Arte, eine vom deutschen Steuerzahler alimentierte Veranstaltung unter Ausschluß der Öffentlichkeit, bringt der Nation unablässig die gauchistische Kultur von jenseits des Rheins nahe. Indochina, Islands Küste, Beatles, Claires Knie, Rouen und ein baskisches Milieudramolett bedeuten Inseln der Vernunft im chauvinistischen Überschwang d’outre Rhin.
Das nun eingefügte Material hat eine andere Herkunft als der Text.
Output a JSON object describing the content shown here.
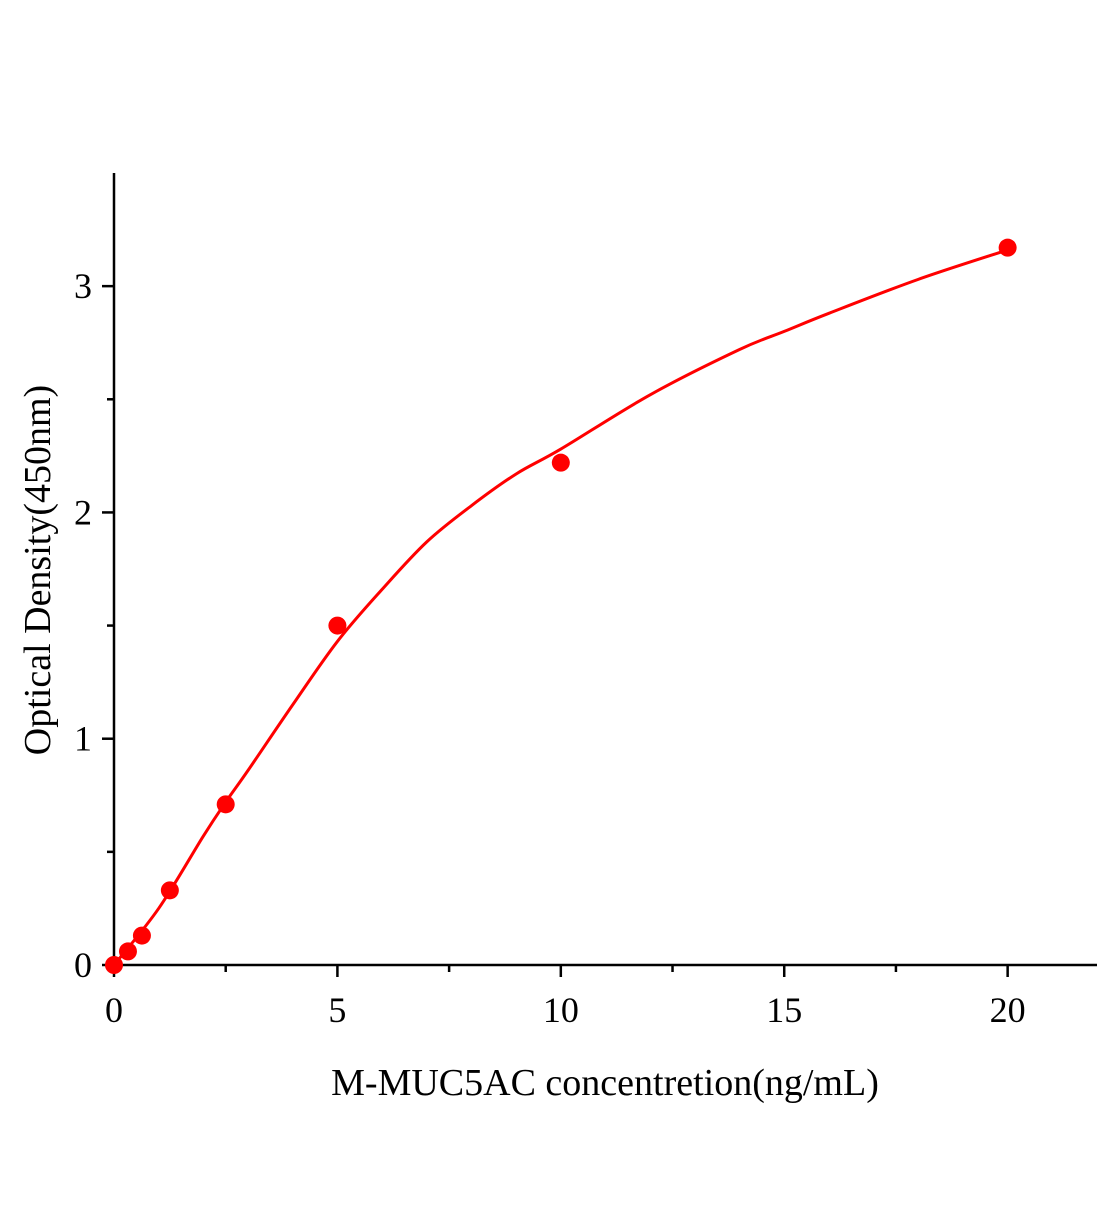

3 SAT, nach guten Anfängen durch das Dazustoßen der ARD ebenfalls antifaschistisch durchseucht, blickt voraus auf die Buchmesse, dazu Biolek, im Gespräch mit diversen Linksmichels seiner Wahl. Die ARD sendet den Festakt um 12; schon zu Beginn blies man "uns Deutschen" in Gestalt des Antifa-Gassenhauers von den "Moorsoldaten" den linken Marsch. Die Fallersleben-Hymne kam wie stets gedeckt in Buß- und Kammerton, dazu als höhnische Geste zum ins Haus stehenden Abgang ("Doppelstaatswahlrecht") der autochthonen "Mehrheitsgesellschaft" die sentimentale Schnulze "Good bye Johnny": mag’s im Himmel sein ... Exzellenzen, Eminenzen, Virulenzen huldigen dem rot-roten Bigband-Germany der grünen S-Klasse. Schon der erste Satz Schröders mobilisiert gegen "die Rechtsextremisten" – voll die Psychose. Hannover, 3. Oktober 1998: "Selbstbesinnung" als Selbstdistanzierungsorgie, eingesponnen in tausend Tabus. Berchts ‘Kinderhymne’ für das "erwachsene Deutschland"? Historiker- gefolgt von Hymnenstreit, Streitkultur, blablabla. Die ARD weiß Rat und sendet als Antidot gegen so viel "falsch verstandene" Deutschheit ein "Europamagazin", den Grand Slam Cup, ein Reitturnier und das Problemstück "Mobilmachungen. Die Deutschen und das Auto". Danach fiebert die in Hoffnung auf den Haupttreffer geeinte Nation ihren Lottozahlen entgegen. Bei "Geld oder Liebe" läßt Zoten-Zampano von der Lippe Udo Lindenberg ("Sonderzug nach Pankow") nölen, das "Wort zum Sonntag" gerät unter die Räder eines US-Thrillers mit Bruce Willis, gefolgt vom US-Western mit Yul Brynner – Ist es Wahnsinn, so hat es doch Methode.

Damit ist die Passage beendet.